Tra gli elementi che più disturbano la curiosità del lettore, presenti e ben espressi in Figure, quello che più salta all’occhio è il concetto della prospettiva.
Lo si rintraccia immediatamente tra le prime pagine, ma sarà concetto che tornerà periodicamente con l’avanzare della lettura.
Falcinelli parte descrivendone la storia. Ma nota che nel concetto stesso ci possono essere lacune, che il contorno del soggetto della nostra osservazione già ne cambia, appunto, la prospettiva.
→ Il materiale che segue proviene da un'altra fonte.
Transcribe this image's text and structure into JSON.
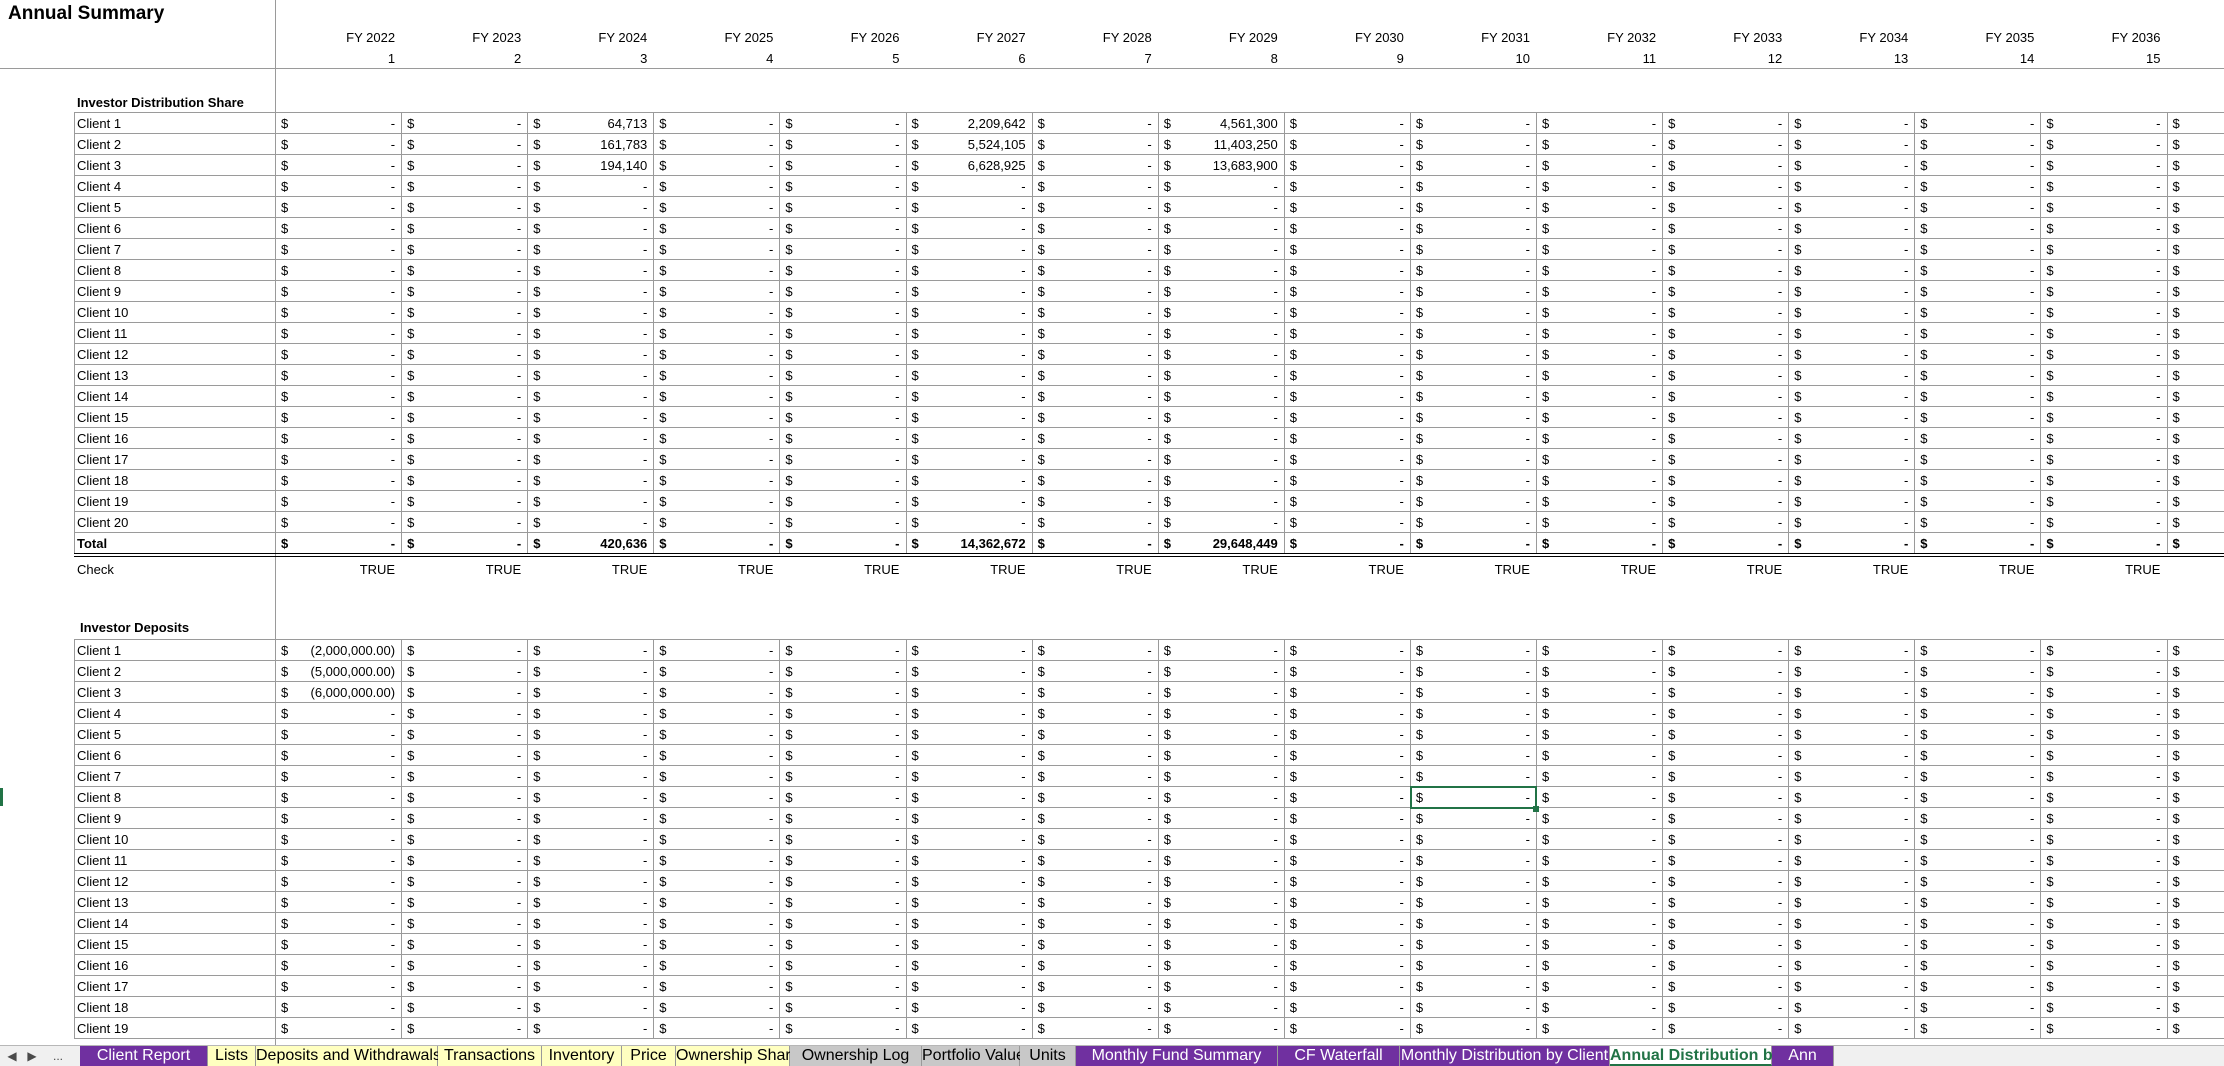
{
  "title": "Annual Summary",
  "columns": [
    {
      "fy": "FY 2022",
      "num": "1"
    },
    {
      "fy": "FY 2023",
      "num": "2"
    },
    {
      "fy": "FY 2024",
      "num": "3"
    },
    {
      "fy": "FY 2025",
      "num": "4"
    },
    {
      "fy": "FY 2026",
      "num": "5"
    },
    {
      "fy": "FY 2027",
      "num": "6"
    },
    {
      "fy": "FY 2028",
      "num": "7"
    },
    {
      "fy": "FY 2029",
      "num": "8"
    },
    {
      "fy": "FY 2030",
      "num": "9"
    },
    {
      "fy": "FY 2031",
      "num": "10"
    },
    {
      "fy": "FY 2032",
      "num": "11"
    },
    {
      "fy": "FY 2033",
      "num": "12"
    },
    {
      "fy": "FY 2034",
      "num": "13"
    },
    {
      "fy": "FY 2035",
      "num": "14"
    },
    {
      "fy": "FY 2036",
      "num": "15"
    },
    {
      "fy": "",
      "num": ""
    }
  ],
  "currency_symbol": "$",
  "distribution": {
    "title": "Investor Distribution Share",
    "rows": [
      {
        "label": "Client 1",
        "values": [
          "-",
          "-",
          "64,713",
          "-",
          "-",
          "2,209,642",
          "-",
          "4,561,300",
          "-",
          "-",
          "-",
          "-",
          "-",
          "-",
          "-",
          ""
        ]
      },
      {
        "label": "Client 2",
        "values": [
          "-",
          "-",
          "161,783",
          "-",
          "-",
          "5,524,105",
          "-",
          "11,403,250",
          "-",
          "-",
          "-",
          "-",
          "-",
          "-",
          "-",
          ""
        ]
      },
      {
        "label": "Client 3",
        "values": [
          "-",
          "-",
          "194,140",
          "-",
          "-",
          "6,628,925",
          "-",
          "13,683,900",
          "-",
          "-",
          "-",
          "-",
          "-",
          "-",
          "-",
          ""
        ]
      },
      {
        "label": "Client 4",
        "values": [
          "-",
          "-",
          "-",
          "-",
          "-",
          "-",
          "-",
          "-",
          "-",
          "-",
          "-",
          "-",
          "-",
          "-",
          "-",
          ""
        ]
      },
      {
        "label": "Client 5",
        "values": [
          "-",
          "-",
          "-",
          "-",
          "-",
          "-",
          "-",
          "-",
          "-",
          "-",
          "-",
          "-",
          "-",
          "-",
          "-",
          ""
        ]
      },
      {
        "label": "Client 6",
        "values": [
          "-",
          "-",
          "-",
          "-",
          "-",
          "-",
          "-",
          "-",
          "-",
          "-",
          "-",
          "-",
          "-",
          "-",
          "-",
          ""
        ]
      },
      {
        "label": "Client 7",
        "values": [
          "-",
          "-",
          "-",
          "-",
          "-",
          "-",
          "-",
          "-",
          "-",
          "-",
          "-",
          "-",
          "-",
          "-",
          "-",
          ""
        ]
      },
      {
        "label": "Client 8",
        "values": [
          "-",
          "-",
          "-",
          "-",
          "-",
          "-",
          "-",
          "-",
          "-",
          "-",
          "-",
          "-",
          "-",
          "-",
          "-",
          ""
        ]
      },
      {
        "label": "Client 9",
        "values": [
          "-",
          "-",
          "-",
          "-",
          "-",
          "-",
          "-",
          "-",
          "-",
          "-",
          "-",
          "-",
          "-",
          "-",
          "-",
          ""
        ]
      },
      {
        "label": "Client 10",
        "values": [
          "-",
          "-",
          "-",
          "-",
          "-",
          "-",
          "-",
          "-",
          "-",
          "-",
          "-",
          "-",
          "-",
          "-",
          "-",
          ""
        ]
      },
      {
        "label": "Client 11",
        "values": [
          "-",
          "-",
          "-",
          "-",
          "-",
          "-",
          "-",
          "-",
          "-",
          "-",
          "-",
          "-",
          "-",
          "-",
          "-",
          ""
        ]
      },
      {
        "label": "Client 12",
        "values": [
          "-",
          "-",
          "-",
          "-",
          "-",
          "-",
          "-",
          "-",
          "-",
          "-",
          "-",
          "-",
          "-",
          "-",
          "-",
          ""
        ]
      },
      {
        "label": "Client 13",
        "values": [
          "-",
          "-",
          "-",
          "-",
          "-",
          "-",
          "-",
          "-",
          "-",
          "-",
          "-",
          "-",
          "-",
          "-",
          "-",
          ""
        ]
      },
      {
        "label": "Client 14",
        "values": [
          "-",
          "-",
          "-",
          "-",
          "-",
          "-",
          "-",
          "-",
          "-",
          "-",
          "-",
          "-",
          "-",
          "-",
          "-",
          ""
        ]
      },
      {
        "label": "Client 15",
        "values": [
          "-",
          "-",
          "-",
          "-",
          "-",
          "-",
          "-",
          "-",
          "-",
          "-",
          "-",
          "-",
          "-",
          "-",
          "-",
          ""
        ]
      },
      {
        "label": "Client 16",
        "values": [
          "-",
          "-",
          "-",
          "-",
          "-",
          "-",
          "-",
          "-",
          "-",
          "-",
          "-",
          "-",
          "-",
          "-",
          "-",
          ""
        ]
      },
      {
        "label": "Client 17",
        "values": [
          "-",
          "-",
          "-",
          "-",
          "-",
          "-",
          "-",
          "-",
          "-",
          "-",
          "-",
          "-",
          "-",
          "-",
          "-",
          ""
        ]
      },
      {
        "label": "Client 18",
        "values": [
          "-",
          "-",
          "-",
          "-",
          "-",
          "-",
          "-",
          "-",
          "-",
          "-",
          "-",
          "-",
          "-",
          "-",
          "-",
          ""
        ]
      },
      {
        "label": "Client 19",
        "values": [
          "-",
          "-",
          "-",
          "-",
          "-",
          "-",
          "-",
          "-",
          "-",
          "-",
          "-",
          "-",
          "-",
          "-",
          "-",
          ""
        ]
      },
      {
        "label": "Client 20",
        "values": [
          "-",
          "-",
          "-",
          "-",
          "-",
          "-",
          "-",
          "-",
          "-",
          "-",
          "-",
          "-",
          "-",
          "-",
          "-",
          ""
        ]
      }
    ],
    "total": {
      "label": "Total",
      "values": [
        "-",
        "-",
        "420,636",
        "-",
        "-",
        "14,362,672",
        "-",
        "29,648,449",
        "-",
        "-",
        "-",
        "-",
        "-",
        "-",
        "-",
        ""
      ]
    },
    "check": {
      "label": "Check",
      "values": [
        "TRUE",
        "TRUE",
        "TRUE",
        "TRUE",
        "TRUE",
        "TRUE",
        "TRUE",
        "TRUE",
        "TRUE",
        "TRUE",
        "TRUE",
        "TRUE",
        "TRUE",
        "TRUE",
        "TRUE",
        ""
      ]
    }
  },
  "deposits": {
    "title": "Investor Deposits",
    "rows": [
      {
        "label": "Client 1",
        "values": [
          "(2,000,000.00)",
          "-",
          "-",
          "-",
          "-",
          "-",
          "-",
          "-",
          "-",
          "-",
          "-",
          "-",
          "-",
          "-",
          "-",
          ""
        ]
      },
      {
        "label": "Client 2",
        "values": [
          "(5,000,000.00)",
          "-",
          "-",
          "-",
          "-",
          "-",
          "-",
          "-",
          "-",
          "-",
          "-",
          "-",
          "-",
          "-",
          "-",
          ""
        ]
      },
      {
        "label": "Client 3",
        "values": [
          "(6,000,000.00)",
          "-",
          "-",
          "-",
          "-",
          "-",
          "-",
          "-",
          "-",
          "-",
          "-",
          "-",
          "-",
          "-",
          "-",
          ""
        ]
      },
      {
        "label": "Client 4",
        "values": [
          "-",
          "-",
          "-",
          "-",
          "-",
          "-",
          "-",
          "-",
          "-",
          "-",
          "-",
          "-",
          "-",
          "-",
          "-",
          ""
        ]
      },
      {
        "label": "Client 5",
        "values": [
          "-",
          "-",
          "-",
          "-",
          "-",
          "-",
          "-",
          "-",
          "-",
          "-",
          "-",
          "-",
          "-",
          "-",
          "-",
          ""
        ]
      },
      {
        "label": "Client 6",
        "values": [
          "-",
          "-",
          "-",
          "-",
          "-",
          "-",
          "-",
          "-",
          "-",
          "-",
          "-",
          "-",
          "-",
          "-",
          "-",
          ""
        ]
      },
      {
        "label": "Client 7",
        "values": [
          "-",
          "-",
          "-",
          "-",
          "-",
          "-",
          "-",
          "-",
          "-",
          "-",
          "-",
          "-",
          "-",
          "-",
          "-",
          ""
        ]
      },
      {
        "label": "Client 8",
        "values": [
          "-",
          "-",
          "-",
          "-",
          "-",
          "-",
          "-",
          "-",
          "-",
          "-",
          "-",
          "-",
          "-",
          "-",
          "-",
          ""
        ]
      },
      {
        "label": "Client 9",
        "values": [
          "-",
          "-",
          "-",
          "-",
          "-",
          "-",
          "-",
          "-",
          "-",
          "-",
          "-",
          "-",
          "-",
          "-",
          "-",
          ""
        ]
      },
      {
        "label": "Client 10",
        "values": [
          "-",
          "-",
          "-",
          "-",
          "-",
          "-",
          "-",
          "-",
          "-",
          "-",
          "-",
          "-",
          "-",
          "-",
          "-",
          ""
        ]
      },
      {
        "label": "Client 11",
        "values": [
          "-",
          "-",
          "-",
          "-",
          "-",
          "-",
          "-",
          "-",
          "-",
          "-",
          "-",
          "-",
          "-",
          "-",
          "-",
          ""
        ]
      },
      {
        "label": "Client 12",
        "values": [
          "-",
          "-",
          "-",
          "-",
          "-",
          "-",
          "-",
          "-",
          "-",
          "-",
          "-",
          "-",
          "-",
          "-",
          "-",
          ""
        ]
      },
      {
        "label": "Client 13",
        "values": [
          "-",
          "-",
          "-",
          "-",
          "-",
          "-",
          "-",
          "-",
          "-",
          "-",
          "-",
          "-",
          "-",
          "-",
          "-",
          ""
        ]
      },
      {
        "label": "Client 14",
        "values": [
          "-",
          "-",
          "-",
          "-",
          "-",
          "-",
          "-",
          "-",
          "-",
          "-",
          "-",
          "-",
          "-",
          "-",
          "-",
          ""
        ]
      },
      {
        "label": "Client 15",
        "values": [
          "-",
          "-",
          "-",
          "-",
          "-",
          "-",
          "-",
          "-",
          "-",
          "-",
          "-",
          "-",
          "-",
          "-",
          "-",
          ""
        ]
      },
      {
        "label": "Client 16",
        "values": [
          "-",
          "-",
          "-",
          "-",
          "-",
          "-",
          "-",
          "-",
          "-",
          "-",
          "-",
          "-",
          "-",
          "-",
          "-",
          ""
        ]
      },
      {
        "label": "Client 17",
        "values": [
          "-",
          "-",
          "-",
          "-",
          "-",
          "-",
          "-",
          "-",
          "-",
          "-",
          "-",
          "-",
          "-",
          "-",
          "-",
          ""
        ]
      },
      {
        "label": "Client 18",
        "values": [
          "-",
          "-",
          "-",
          "-",
          "-",
          "-",
          "-",
          "-",
          "-",
          "-",
          "-",
          "-",
          "-",
          "-",
          "-",
          ""
        ]
      },
      {
        "label": "Client 19",
        "values": [
          "-",
          "-",
          "-",
          "-",
          "-",
          "-",
          "-",
          "-",
          "-",
          "-",
          "-",
          "-",
          "-",
          "-",
          "-",
          ""
        ]
      }
    ]
  },
  "selected_cell": {
    "section": "deposits",
    "row": 7,
    "col": 9
  },
  "tabbar": {
    "nav": [
      "◀",
      "▶",
      "..."
    ],
    "tabs": [
      {
        "label": "Client Report",
        "style": "purple"
      },
      {
        "label": "Lists",
        "style": "yellow"
      },
      {
        "label": "Deposits and Withdrawals",
        "style": "yellow"
      },
      {
        "label": "Transactions",
        "style": "yellow"
      },
      {
        "label": "Inventory",
        "style": "yellow"
      },
      {
        "label": "Price",
        "style": "yellow"
      },
      {
        "label": "Ownership Share",
        "style": "yellow"
      },
      {
        "label": "Ownership Log",
        "style": "gray"
      },
      {
        "label": "Portfolio Value",
        "style": "gray"
      },
      {
        "label": "Units",
        "style": "gray"
      },
      {
        "label": "Monthly Fund Summary",
        "style": "purple"
      },
      {
        "label": "CF Waterfall",
        "style": "purple"
      },
      {
        "label": "Monthly Distribution by Client",
        "style": "purple"
      },
      {
        "label": "Annual Distribution by Client",
        "style": "active"
      },
      {
        "label": "Ann",
        "style": "purple"
      }
    ]
  },
  "colors": {
    "accent": "#217346",
    "purple_tab": "#7030a0",
    "yellow_tab": "#ffffc0",
    "gray_tab": "#c8c8c8"
  }
}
L’occhio di quanto viene rappresentato non è reale, ma uno strumento artificiale. Artificiale e non umano. Per meglio dire è un mirino, afferma l’autore.
Infatti l’uomo nell’atto di guardare ha a disposizione due fuochi, due occhi, non uno solo. E gli elementi che contornano la figura, come cornici o bordi dello schermo, quanto interagiscono con quanto osserviamo? Quanto nero vediamo racchiudere uno smartphone e quanta cornice vediamo intorno a un Monet? E quanto cambia la prospettiva dell’elemento su cui poniamo l’attenzione nell’atto di osservare se il pittore, il fotografo o il grafico decide di costruirci intorno più piani, più dettagli a incorniciare la figura, più elementi divisori nella scansione dell’opera o della foto?
Per queste domande è entusiasmante leggere Figure, perché quanto si ritiene scontato nella vita al di qua dallo schermo non è ovvio.
Se con un minimo di curiosità si tenta di squarciare la superficie che divide l’immagine dalla figura, i mondi che si dischiudono sono quanto di più appassionante possa esistere: uno stimolo perpetuo alla conoscenza umana.
È un gioco di parole, ma personalmente, quando al liceo mi spiegarono il concetto schopenaueriano dell’atto di squarciare il Velo di Maya, lo immaginavo come qualcuno che da una tela dipinta, racchiusa in un arco, sollevandone un lembo, ne togliesse l’immagine per scoprirne la figura. La vera essenza oltre alla rappresentazione. In questa proiezione immaginifica adolescenziale, esistono tutti gli elementi su descritti: la prospettiva, la cornice, lo schermo e quanto è celato.
Un saggio per chi ama l’arte, ma ancor di più una intrigante lettura per chi di curiosità vive.